Сначала это была простая история: я легла в больницу, чтобы мне удалили аппендикс. Через два дня меня покормили, но пища не удерживалась в желудке. А потом началась лихорадка. Никому не удавалось выделить какие-нибудь бактерии или понять, в чем дело. И никто так никогда и не разобрался. Мне вводили питательные растворы и антибиотики с помощью капельницы. Она была прикреплена к металлическому шесту на шатких колесиках, и я таскала ее за собой, но быстро уставала. К началу июля мои проблемы закончились. Однако до тех пор я пребывала в очень странном состоянии: это было в буквальном смысле лихорадочное ожидание, и я очень страдала. У меня дома остались муж и две маленькие дочки. Я ужасно скучала по своим девочкам и так беспокоилась о них, что, наверно, это ухудшало мое состояние. Я питала глубокую привязанность к своему доктору. Это был еврей, который кротко нес на своих плечах печаль (я слышала, как он говорил медсестре, что его дедушка, бабушка и три тетушки погибли в концлагерях). У него были жена и четверо взрослых детей здесь, в Нью-Йорке. Этот чудесный человек, я полагаю, сочувствовал мне. Он распорядился, чтобы моих девочек — одной было тогда пять, а второй шесть — пустили ко мне, если они ничем не больны. Их привела в мою палату подруга нашей семьи, и я увидела, какие у них грязные личики, и волосы тоже. Я потащила их в душ, волоча за собой капельницу. Они закричали: «Мамочка, какая ты тощая!» Девочки в самом деле испугались. Потом они сидели на моей кровати, а я вытирала им волосы полотенцем. А когда они начали рисовать картинки, то делали это с опаской: не спрашивали каждую минуту: «Мамочка, мамочка, тебе это нравится? Мамочка, посмотри на платье моей сказочной принцессы!» Они очень мало говорили, особенно младшая. Обняв ее за плечи, я увидела, как выпятилась нижняя губка и дрожит подбородок. Эта кроха изо всех сил старалась быть храброй. Когда они распрощались, я не стала смотреть из окна, как они уходят с моей подругой, которая их привела и у которой не было собственных детей.
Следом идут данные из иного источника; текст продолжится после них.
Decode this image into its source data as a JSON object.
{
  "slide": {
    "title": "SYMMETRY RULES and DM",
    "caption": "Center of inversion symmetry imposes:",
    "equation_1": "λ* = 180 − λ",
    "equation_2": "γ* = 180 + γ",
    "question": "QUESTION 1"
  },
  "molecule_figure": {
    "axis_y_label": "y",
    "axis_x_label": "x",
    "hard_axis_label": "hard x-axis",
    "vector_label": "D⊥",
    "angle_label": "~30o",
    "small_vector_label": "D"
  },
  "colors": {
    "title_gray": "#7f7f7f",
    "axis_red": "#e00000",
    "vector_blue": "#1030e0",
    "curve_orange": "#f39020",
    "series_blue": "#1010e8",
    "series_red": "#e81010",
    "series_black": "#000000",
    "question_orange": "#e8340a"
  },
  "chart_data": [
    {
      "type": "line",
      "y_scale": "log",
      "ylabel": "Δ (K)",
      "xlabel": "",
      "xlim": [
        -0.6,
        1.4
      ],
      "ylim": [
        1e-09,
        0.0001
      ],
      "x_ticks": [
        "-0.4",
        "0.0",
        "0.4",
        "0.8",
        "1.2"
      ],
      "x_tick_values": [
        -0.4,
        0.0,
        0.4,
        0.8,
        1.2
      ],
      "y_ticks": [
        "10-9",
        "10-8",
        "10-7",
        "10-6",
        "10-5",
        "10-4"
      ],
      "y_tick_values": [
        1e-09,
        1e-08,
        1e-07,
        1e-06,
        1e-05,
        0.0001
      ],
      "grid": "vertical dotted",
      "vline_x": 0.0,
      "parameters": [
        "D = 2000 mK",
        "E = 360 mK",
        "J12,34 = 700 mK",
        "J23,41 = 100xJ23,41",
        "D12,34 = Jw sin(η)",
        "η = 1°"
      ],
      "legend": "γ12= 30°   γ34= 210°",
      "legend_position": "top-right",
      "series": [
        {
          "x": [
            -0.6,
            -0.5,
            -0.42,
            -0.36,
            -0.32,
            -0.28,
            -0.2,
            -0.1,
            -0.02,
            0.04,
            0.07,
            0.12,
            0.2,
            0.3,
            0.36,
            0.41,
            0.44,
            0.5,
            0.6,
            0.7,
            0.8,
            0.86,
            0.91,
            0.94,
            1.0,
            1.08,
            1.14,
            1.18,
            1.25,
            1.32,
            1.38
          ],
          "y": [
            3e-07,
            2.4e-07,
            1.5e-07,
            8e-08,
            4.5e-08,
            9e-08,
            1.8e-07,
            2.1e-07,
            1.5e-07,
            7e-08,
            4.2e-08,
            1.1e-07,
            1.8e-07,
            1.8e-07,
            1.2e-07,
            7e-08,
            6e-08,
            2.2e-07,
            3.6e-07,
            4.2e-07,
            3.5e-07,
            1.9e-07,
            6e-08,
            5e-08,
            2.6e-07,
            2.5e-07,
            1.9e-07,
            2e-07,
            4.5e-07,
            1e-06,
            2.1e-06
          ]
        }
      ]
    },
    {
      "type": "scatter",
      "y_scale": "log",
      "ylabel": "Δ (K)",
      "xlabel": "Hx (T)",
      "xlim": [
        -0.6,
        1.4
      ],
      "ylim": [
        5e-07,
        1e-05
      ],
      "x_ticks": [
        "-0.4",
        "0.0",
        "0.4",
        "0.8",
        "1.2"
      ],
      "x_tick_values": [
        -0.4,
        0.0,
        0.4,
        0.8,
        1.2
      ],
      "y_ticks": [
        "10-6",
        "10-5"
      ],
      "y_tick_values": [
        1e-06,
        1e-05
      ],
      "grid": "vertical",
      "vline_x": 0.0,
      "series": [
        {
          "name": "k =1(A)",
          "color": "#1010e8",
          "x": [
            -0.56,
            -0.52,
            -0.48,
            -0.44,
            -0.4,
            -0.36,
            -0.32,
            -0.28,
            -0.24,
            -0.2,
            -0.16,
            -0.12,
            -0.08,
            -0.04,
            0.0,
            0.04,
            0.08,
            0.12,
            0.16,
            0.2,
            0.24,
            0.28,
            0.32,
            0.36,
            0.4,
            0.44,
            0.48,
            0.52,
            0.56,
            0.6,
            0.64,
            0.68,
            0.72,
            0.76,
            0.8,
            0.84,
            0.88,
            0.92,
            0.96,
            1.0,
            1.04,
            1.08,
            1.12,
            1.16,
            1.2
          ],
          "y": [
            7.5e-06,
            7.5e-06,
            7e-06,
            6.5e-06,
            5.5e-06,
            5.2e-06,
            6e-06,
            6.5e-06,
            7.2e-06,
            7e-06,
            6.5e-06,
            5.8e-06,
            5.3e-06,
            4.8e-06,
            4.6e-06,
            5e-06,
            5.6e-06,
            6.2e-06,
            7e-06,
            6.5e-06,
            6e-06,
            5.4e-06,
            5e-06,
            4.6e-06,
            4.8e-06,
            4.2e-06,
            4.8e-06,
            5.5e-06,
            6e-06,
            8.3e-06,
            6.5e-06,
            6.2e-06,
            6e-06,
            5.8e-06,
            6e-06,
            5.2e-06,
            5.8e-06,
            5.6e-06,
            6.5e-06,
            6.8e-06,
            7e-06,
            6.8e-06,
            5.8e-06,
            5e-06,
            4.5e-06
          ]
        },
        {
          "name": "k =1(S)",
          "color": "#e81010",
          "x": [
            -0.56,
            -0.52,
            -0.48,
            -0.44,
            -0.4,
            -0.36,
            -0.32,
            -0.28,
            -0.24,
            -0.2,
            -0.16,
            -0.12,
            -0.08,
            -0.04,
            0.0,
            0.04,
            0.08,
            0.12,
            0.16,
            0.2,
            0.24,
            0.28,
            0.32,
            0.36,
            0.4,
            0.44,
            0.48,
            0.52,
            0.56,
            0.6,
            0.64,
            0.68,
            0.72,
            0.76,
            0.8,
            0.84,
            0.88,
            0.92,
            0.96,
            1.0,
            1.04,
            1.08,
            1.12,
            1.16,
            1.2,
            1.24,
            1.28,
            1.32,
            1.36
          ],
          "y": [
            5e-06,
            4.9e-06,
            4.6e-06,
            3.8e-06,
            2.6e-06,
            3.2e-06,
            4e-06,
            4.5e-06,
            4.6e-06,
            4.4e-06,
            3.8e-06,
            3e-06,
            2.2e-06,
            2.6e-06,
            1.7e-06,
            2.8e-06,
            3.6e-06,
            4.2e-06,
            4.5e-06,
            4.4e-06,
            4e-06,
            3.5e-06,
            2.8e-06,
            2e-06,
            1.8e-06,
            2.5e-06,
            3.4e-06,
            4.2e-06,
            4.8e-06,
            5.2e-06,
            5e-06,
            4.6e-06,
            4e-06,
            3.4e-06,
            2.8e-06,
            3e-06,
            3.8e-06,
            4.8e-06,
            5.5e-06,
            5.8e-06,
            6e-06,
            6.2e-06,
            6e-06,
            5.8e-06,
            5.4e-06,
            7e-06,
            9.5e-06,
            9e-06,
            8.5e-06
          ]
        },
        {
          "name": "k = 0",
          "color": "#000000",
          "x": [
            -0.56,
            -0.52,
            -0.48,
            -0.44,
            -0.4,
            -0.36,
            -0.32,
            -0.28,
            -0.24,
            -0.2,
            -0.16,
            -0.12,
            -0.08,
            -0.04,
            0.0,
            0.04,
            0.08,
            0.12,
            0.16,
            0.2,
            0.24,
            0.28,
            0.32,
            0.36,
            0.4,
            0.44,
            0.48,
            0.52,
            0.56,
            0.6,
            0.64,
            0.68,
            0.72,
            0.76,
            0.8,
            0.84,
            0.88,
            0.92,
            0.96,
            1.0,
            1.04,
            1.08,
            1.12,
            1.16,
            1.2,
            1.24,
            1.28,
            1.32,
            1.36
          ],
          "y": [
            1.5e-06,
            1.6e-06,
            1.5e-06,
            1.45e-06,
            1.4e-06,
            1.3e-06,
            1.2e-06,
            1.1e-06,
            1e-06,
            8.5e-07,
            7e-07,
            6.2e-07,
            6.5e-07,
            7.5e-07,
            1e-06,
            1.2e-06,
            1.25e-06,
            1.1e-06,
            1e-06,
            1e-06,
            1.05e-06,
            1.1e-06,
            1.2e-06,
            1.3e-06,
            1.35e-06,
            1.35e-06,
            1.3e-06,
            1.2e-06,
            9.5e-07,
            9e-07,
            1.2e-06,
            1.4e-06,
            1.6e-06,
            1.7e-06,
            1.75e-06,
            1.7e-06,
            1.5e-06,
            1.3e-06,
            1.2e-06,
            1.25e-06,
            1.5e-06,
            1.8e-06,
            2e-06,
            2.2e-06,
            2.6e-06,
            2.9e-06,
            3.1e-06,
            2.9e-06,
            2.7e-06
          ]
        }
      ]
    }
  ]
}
Мой муж, естественно, был занят: он вел дом и был загружен на работе, поэтому ему редко удавалось навестить меня. Когда мы познакомились, он сказал мне, что терпеть не может больницы: когда ему было четырнадцать, его отец умер в больнице. Теперь я поняла, что мой муж действительно их терпеть не мог. В первой палате, куда меня поместили, лежала умирающая старуха. Она все время звала на помощь, и меня поражало, с каким безразличием слушают медсестры, как она кричит, что умирает. Муж не мог этого вынести — я имею в виду, не мог вынести, что ему приходится навещать меня там, — и перевел в отдельную палату. Нашей медицинской страховки не хватало, чтобы оплатить такую роскошь, и с каждым днем наши сбережения таяли. Я была благодарна, что не слышу криков бедной женщины, но если бы кто-нибудь узнал, насколько мне одиноко, мне было бы неловко. Когда приходила сестра, чтобы измерить мне температуру, я старалась задержать ее хоть на несколько минут. Но сестры были заняты и не могли тратить время на болтовню.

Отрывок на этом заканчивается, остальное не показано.